A very, very sad occasion on Thursday: I went to read a poem for a friend who was killed in an accident on April 9th. One of the most wonderful poets and people I have met in Cambridge, Justin Wand is greatly missed and the event was a fitting tribute to a wonderful man.

Here's the poem I wrote for Justin. The ghosts of absent friends are always with us, it seems.

Justin

I’m sure we must have said goodbye outside a pub one night
or by the traffic lights on Norfolk Street, though now I try
to think of it, I can’t recall a single time. And if I’m asked

to name the evening when I saw you last, I’d say
that you were laughing at my three unshaven mates,
dressed in drag, acting up in a bar too good for us.
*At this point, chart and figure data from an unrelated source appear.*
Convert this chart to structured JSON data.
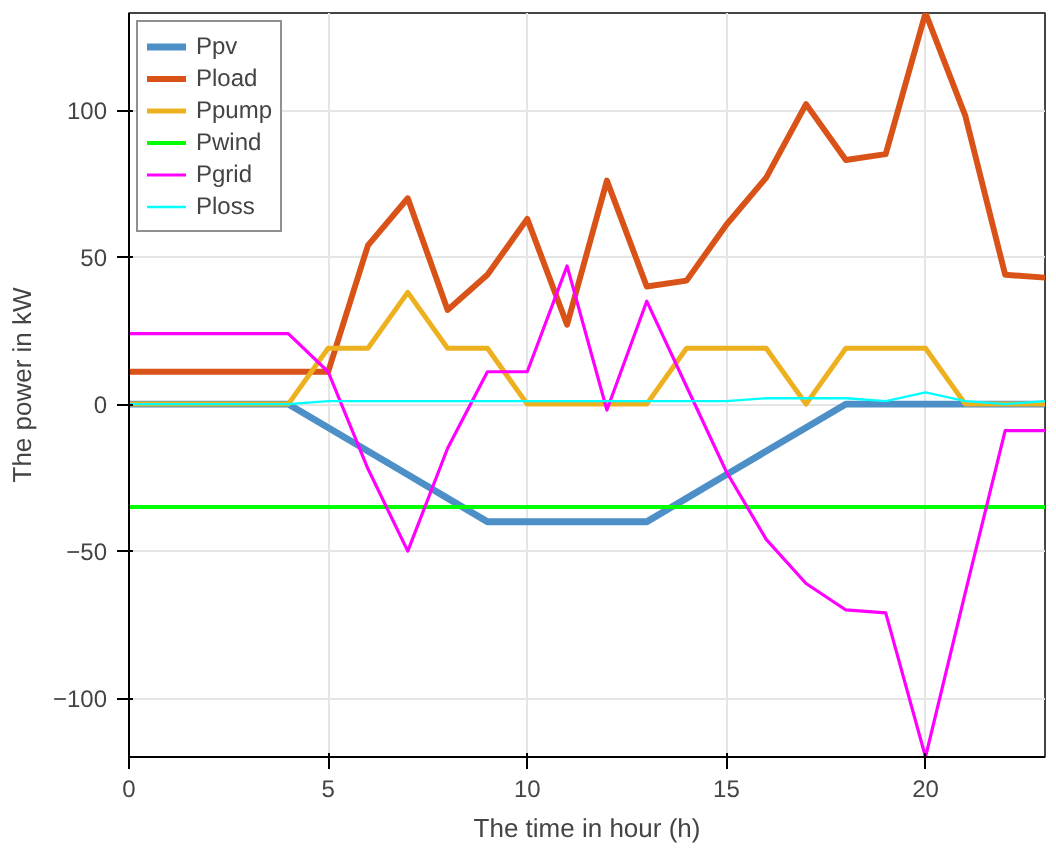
{
  "chart_data": {
    "type": "line",
    "xlabel": "The time in hour (h)",
    "ylabel": "The power in kW",
    "x": [
      0,
      1,
      2,
      3,
      4,
      5,
      6,
      7,
      8,
      9,
      10,
      11,
      12,
      13,
      14,
      15,
      16,
      17,
      18,
      19,
      20,
      21,
      22,
      23
    ],
    "series": [
      {
        "name": "Ppv",
        "color": "#4d8fc7",
        "values": [
          0,
          0,
          0,
          0,
          0,
          -8,
          -16,
          -24,
          -32,
          -40,
          -40,
          -40,
          -40,
          -40,
          -32,
          -24,
          -16,
          -8,
          0,
          0,
          0,
          0,
          0,
          0
        ]
      },
      {
        "name": "Pload",
        "color": "#d95319",
        "values": [
          11,
          11,
          11,
          11,
          11,
          11,
          54,
          70,
          32,
          44,
          63,
          27,
          76,
          40,
          42,
          61,
          77,
          102,
          83,
          85,
          133,
          98,
          44,
          43
        ]
      },
      {
        "name": "Ppump",
        "color": "#edb120",
        "values": [
          0,
          0,
          0,
          0,
          0,
          19,
          19,
          38,
          19,
          19,
          0,
          0,
          0,
          0,
          19,
          19,
          19,
          0,
          19,
          19,
          19,
          0,
          0,
          0
        ]
      },
      {
        "name": "Pwind",
        "color": "#00ff00",
        "values": [
          -35,
          -35,
          -35,
          -35,
          -35,
          -35,
          -35,
          -35,
          -35,
          -35,
          -35,
          -35,
          -35,
          -35,
          -35,
          -35,
          -35,
          -35,
          -35,
          -35,
          -35,
          -35,
          -35,
          -35
        ]
      },
      {
        "name": "Pgrid",
        "color": "#ff00ff",
        "values": [
          24,
          24,
          24,
          24,
          24,
          11,
          -22,
          -50,
          -15,
          11,
          11,
          47,
          -2,
          35,
          6,
          -23,
          -46,
          -61,
          -70,
          -71,
          -120,
          -64,
          -9,
          -9
        ]
      },
      {
        "name": "Ploss",
        "color": "#00ffff",
        "values": [
          0,
          0,
          0,
          0,
          0,
          1,
          1,
          1,
          1,
          1,
          1,
          1,
          1,
          1,
          1,
          1,
          2,
          2,
          2,
          1,
          4,
          1,
          0,
          1
        ]
      }
    ],
    "xlim": [
      0,
      23
    ],
    "ylim": [
      -120,
      133
    ],
    "xticks": [
      0,
      5,
      10,
      15,
      20
    ],
    "yticks": [
      -100,
      -50,
      0,
      50,
      100
    ],
    "grid": true,
    "legend": "top left",
    "marker": "none",
    "line_style": "solid"
  }
}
Or I’d say you were wearing a slim top hat - the kind
magicians save for disappearing acts - and knocking back a beer,
checking your watch, the time much later than you’d thought.

Or else you were sitting in a worn red seat in the back row
of the 1960s theatre, long after the play had finished,
thinking of Chaucer, the words still forming in your mouth.

Or I’d remember none of this at all, just you: the cautious writer
who I didn’t know enough, black-jacketed
and climbing on your motorbike,

pulling the visor of your helmet down,
lifting a hand to us as you revved the engine, accelerated hard
towards wherever it was you knew you were going.

1 comment:

  1. Justin died on the 8th of April, not the ninth.